Performance of a medium temperature eutectic solder packed bed latent heat storage system for domestic applications

Abstract

Abstract A packed bed latent heat storage system consisting of aluminum encapsulated eutectic solder (Sn63Pb37) capsules is experimentally evaluated during charging and discharging cycles. Sunflower Oil is used as the heat transfer fluid in the experiments. The effect of the flow-rate on the charging performance is evaluated using three charging flow-rates namely; 4 ml/s (low), 6 ml/s (medium) and 8 ml/s (high). The storage system is also evaluated with three different set heater charging temperatures (260 °C (low), 280 °C (medium) and 300 °C (high)). Discharging experiments are performed with the three different flow-rates to evaluate the effect of the flow-rate on the discharging characteristics. Charging and discharging results are presented in terms of the axial storage tank profiles, the energy rates and the exergy rates. The overall performance of the storage system is evaluated in terms of the energy and exergy storage efficiencies. The charging energy and exergy rates are seen to increase with the charging flow-rate at the expense of a greater charging duration since higher flow-rates tend to cool down the heater. The best charging flow-rate of 6 ml/s is suggested which ensures a reasonable duration of charging, reasonable thermal stratification and reasonably high energy and exergy charging rates.
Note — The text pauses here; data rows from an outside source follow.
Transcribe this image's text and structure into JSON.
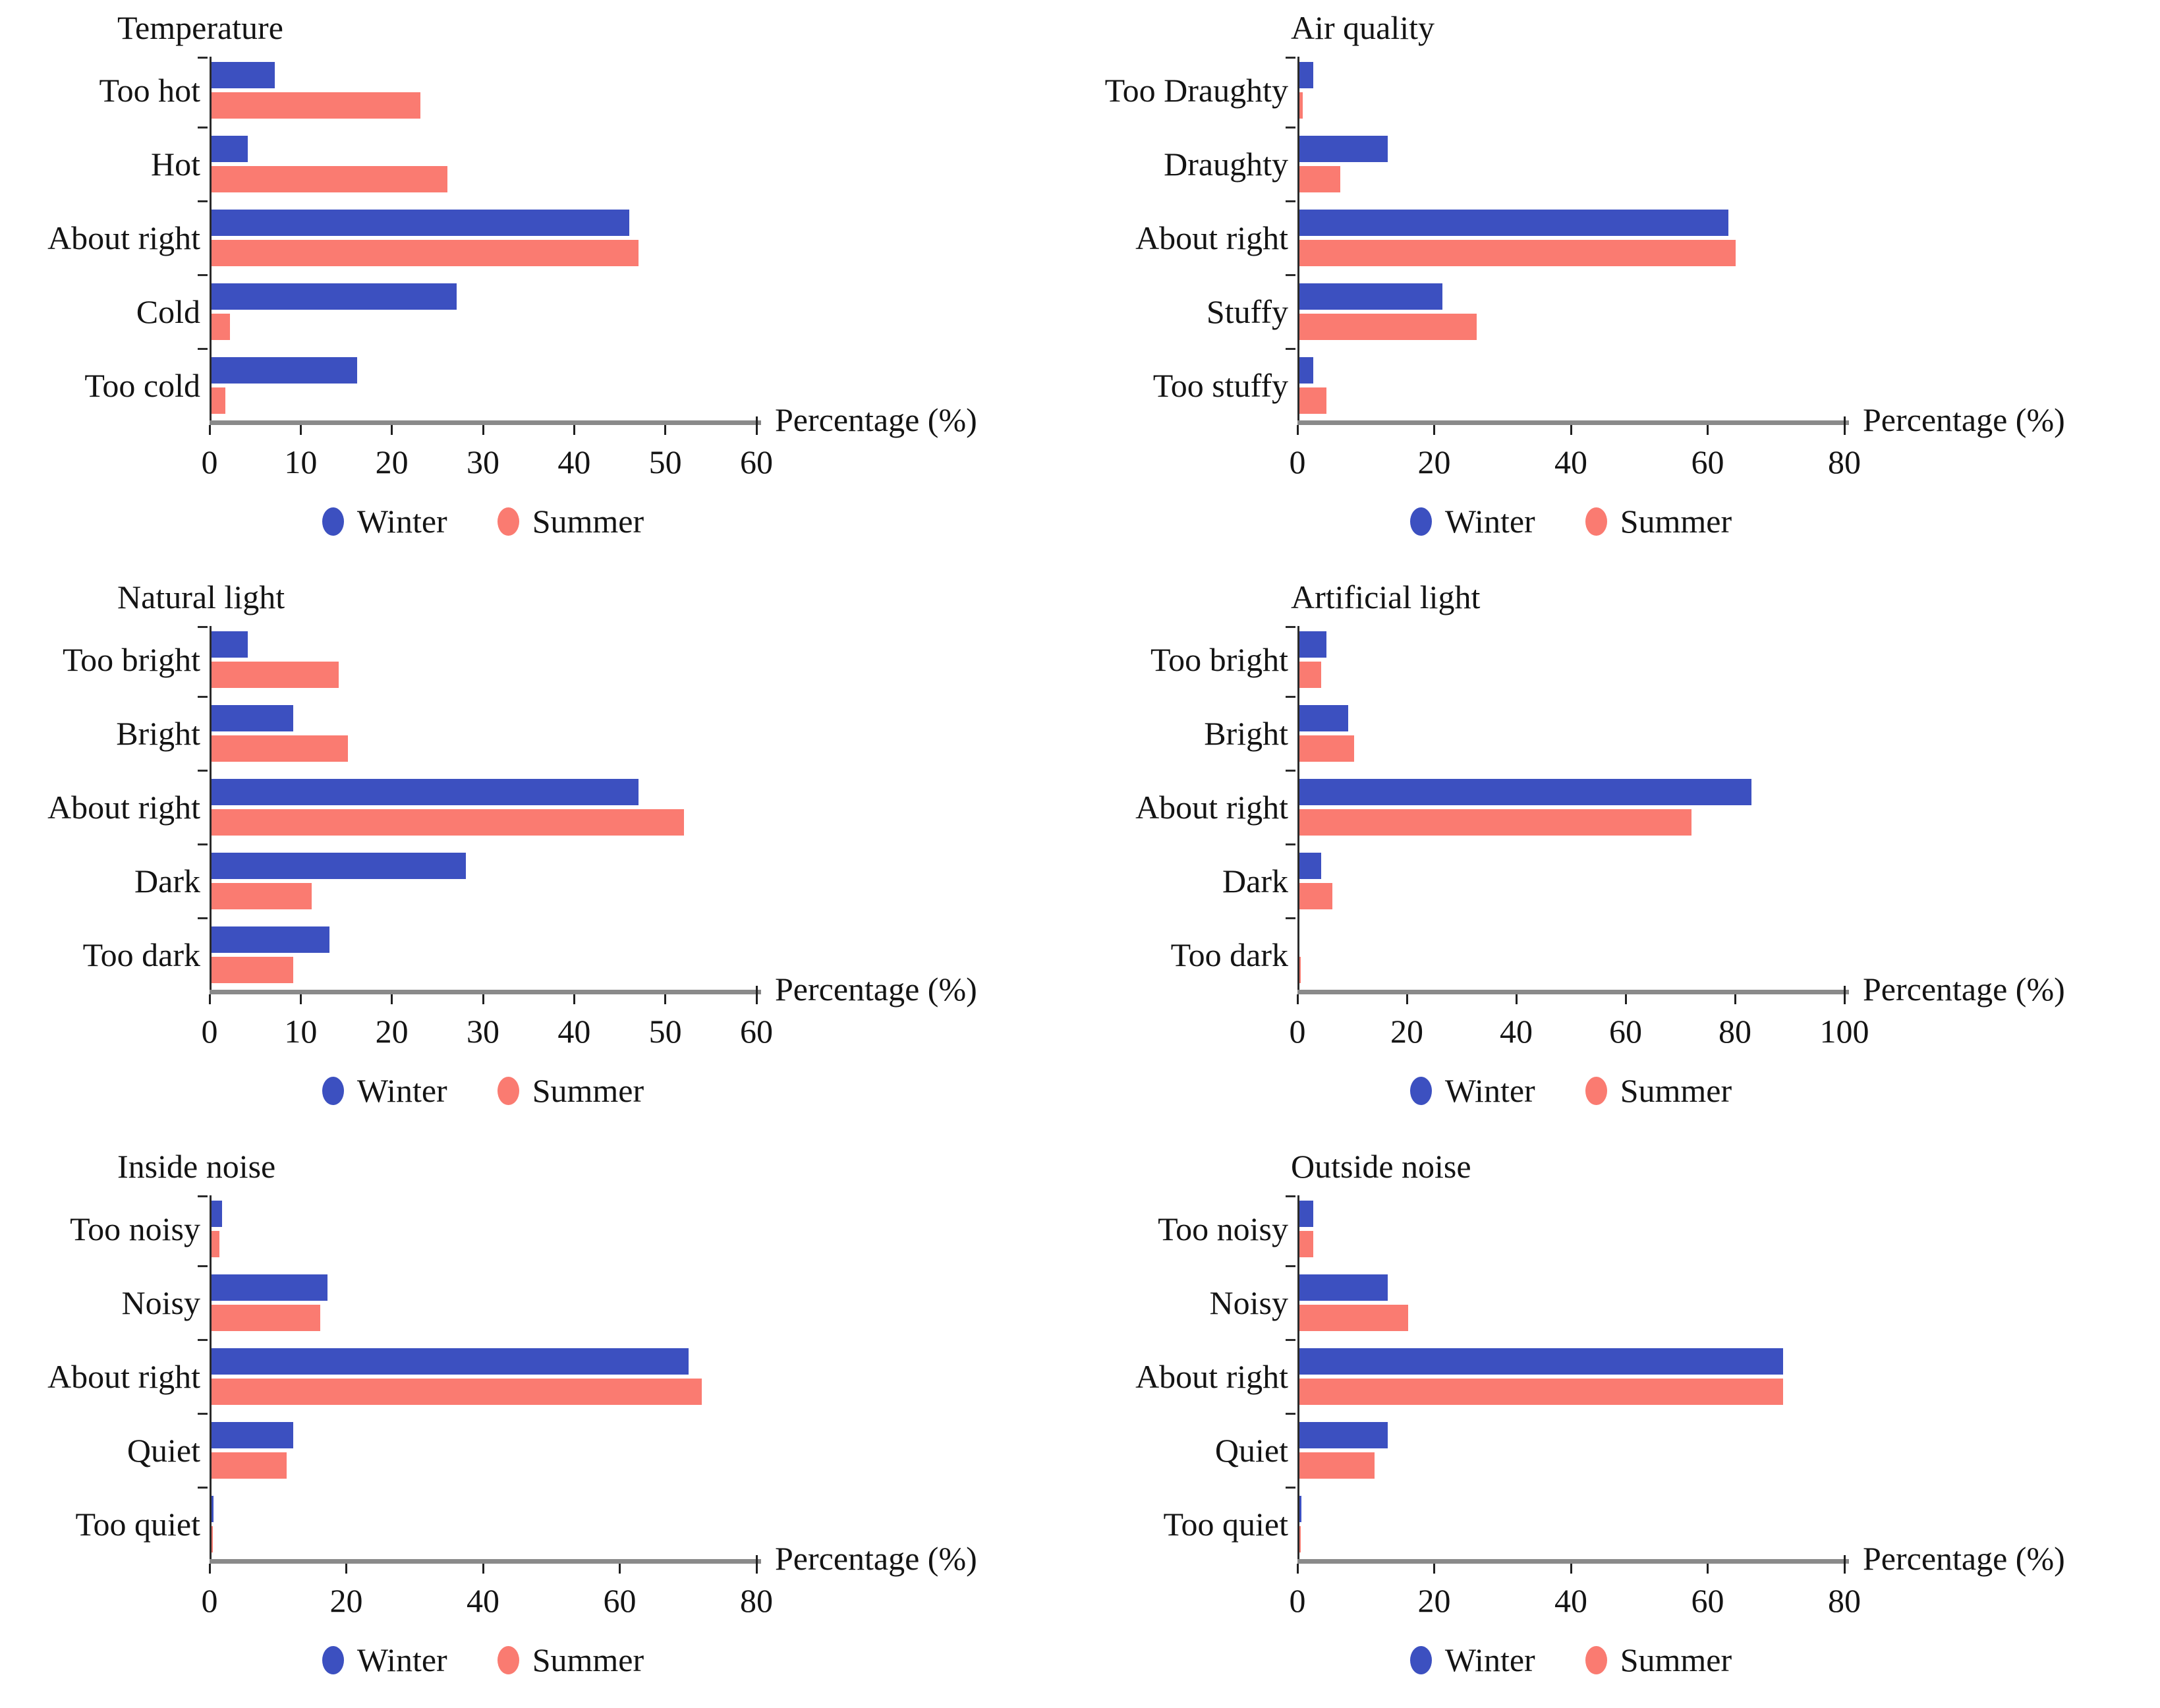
{
  "figure": {
    "xaxis_label": "Percentage (%)",
    "legend": [
      {
        "label": "Winter",
        "color": "#3c50c0"
      },
      {
        "label": "Summer",
        "color": "#fa7b71"
      }
    ],
    "colors": {
      "winter": "#3c50c0",
      "summer": "#fa7b71",
      "axis_line_gray": "#8a8a8a",
      "axis_tick_black": "#202020",
      "text": "#141414"
    }
  },
  "chart_data": [
    {
      "type": "bar",
      "orientation": "horizontal",
      "title": "Temperature",
      "categories": [
        "Too hot",
        "Hot",
        "About right",
        "Cold",
        "Too cold"
      ],
      "series": [
        {
          "name": "Winter",
          "values": [
            7,
            4,
            46,
            27,
            16
          ]
        },
        {
          "name": "Summer",
          "values": [
            23,
            26,
            47,
            2,
            1.5
          ]
        }
      ],
      "xlabel": "Percentage (%)",
      "xlim": [
        0,
        60
      ],
      "xticks": [
        0,
        10,
        20,
        30,
        40,
        50,
        60
      ],
      "grid": false,
      "legend_position": "bottom"
    },
    {
      "type": "bar",
      "orientation": "horizontal",
      "title": "Air quality",
      "categories": [
        "Too Draughty",
        "Draughty",
        "About right",
        "Stuffy",
        "Too stuffy"
      ],
      "series": [
        {
          "name": "Winter",
          "values": [
            2,
            13,
            63,
            21,
            2
          ]
        },
        {
          "name": "Summer",
          "values": [
            0.5,
            6,
            64,
            26,
            4
          ]
        }
      ],
      "xlabel": "Percentage (%)",
      "xlim": [
        0,
        80
      ],
      "xticks": [
        0,
        20,
        40,
        60,
        80
      ],
      "grid": false,
      "legend_position": "bottom"
    },
    {
      "type": "bar",
      "orientation": "horizontal",
      "title": "Natural light",
      "categories": [
        "Too bright",
        "Bright",
        "About right",
        "Dark",
        "Too dark"
      ],
      "series": [
        {
          "name": "Winter",
          "values": [
            4,
            9,
            47,
            28,
            13
          ]
        },
        {
          "name": "Summer",
          "values": [
            14,
            15,
            52,
            11,
            9
          ]
        }
      ],
      "xlabel": "Percentage (%)",
      "xlim": [
        0,
        60
      ],
      "xticks": [
        0,
        10,
        20,
        30,
        40,
        50,
        60
      ],
      "grid": false,
      "legend_position": "bottom"
    },
    {
      "type": "bar",
      "orientation": "horizontal",
      "title": "Artificial light",
      "categories": [
        "Too bright",
        "Bright",
        "About right",
        "Dark",
        "Too dark"
      ],
      "series": [
        {
          "name": "Winter",
          "values": [
            5,
            9,
            83,
            4,
            0
          ]
        },
        {
          "name": "Summer",
          "values": [
            4,
            10,
            72,
            6,
            0.3
          ]
        }
      ],
      "xlabel": "Percentage (%)",
      "xlim": [
        0,
        100
      ],
      "xticks": [
        0,
        20,
        40,
        60,
        80,
        100
      ],
      "grid": false,
      "legend_position": "bottom"
    },
    {
      "type": "bar",
      "orientation": "horizontal",
      "title": "Inside noise",
      "categories": [
        "Too noisy",
        "Noisy",
        "About right",
        "Quiet",
        "Too quiet"
      ],
      "series": [
        {
          "name": "Winter",
          "values": [
            1.5,
            17,
            70,
            12,
            0.3
          ]
        },
        {
          "name": "Summer",
          "values": [
            1.2,
            16,
            72,
            11,
            0.2
          ]
        }
      ],
      "xlabel": "Percentage (%)",
      "xlim": [
        0,
        80
      ],
      "xticks": [
        0,
        20,
        40,
        60,
        80
      ],
      "grid": false,
      "legend_position": "bottom"
    },
    {
      "type": "bar",
      "orientation": "horizontal",
      "title": "Outside noise",
      "categories": [
        "Too noisy",
        "Noisy",
        "About right",
        "Quiet",
        "Too quiet"
      ],
      "series": [
        {
          "name": "Winter",
          "values": [
            2,
            13,
            71,
            13,
            0.3
          ]
        },
        {
          "name": "Summer",
          "values": [
            2,
            16,
            71,
            11,
            0.2
          ]
        }
      ],
      "xlabel": "Percentage (%)",
      "xlim": [
        0,
        80
      ],
      "xticks": [
        0,
        20,
        40,
        60,
        80
      ],
      "grid": false,
      "legend_position": "bottom"
    }
  ]
}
The effect of the set heater temperature on the charging energy and exergy rates is insignificant as compared to the effect of the flow-rate. The best set charging temperature of 280 °C is also suggested by the experimental tests. Increasing the flow-rate results in faster heat transfer with higher peak energy and exergy rates during discharging. However, the stored energy and exergy is utilized for a shorter duration as compared to the lowest flow-rate. Energy and exergy storage efficiencies decrease with an increase in the flow-rate and the highest flow-rate shows the lowest values due to the longer charging duration and the shorter discharging duration. The set heater charging temperature shows only a marginal effect on the energy and exergy storage efficiencies. A comparison of the energy and exergy rates of the solder during charging and discharging with adipic acid shows slightly better performance during charging cycles for adipic acid. For discharging cycles, the solder shows a better performance.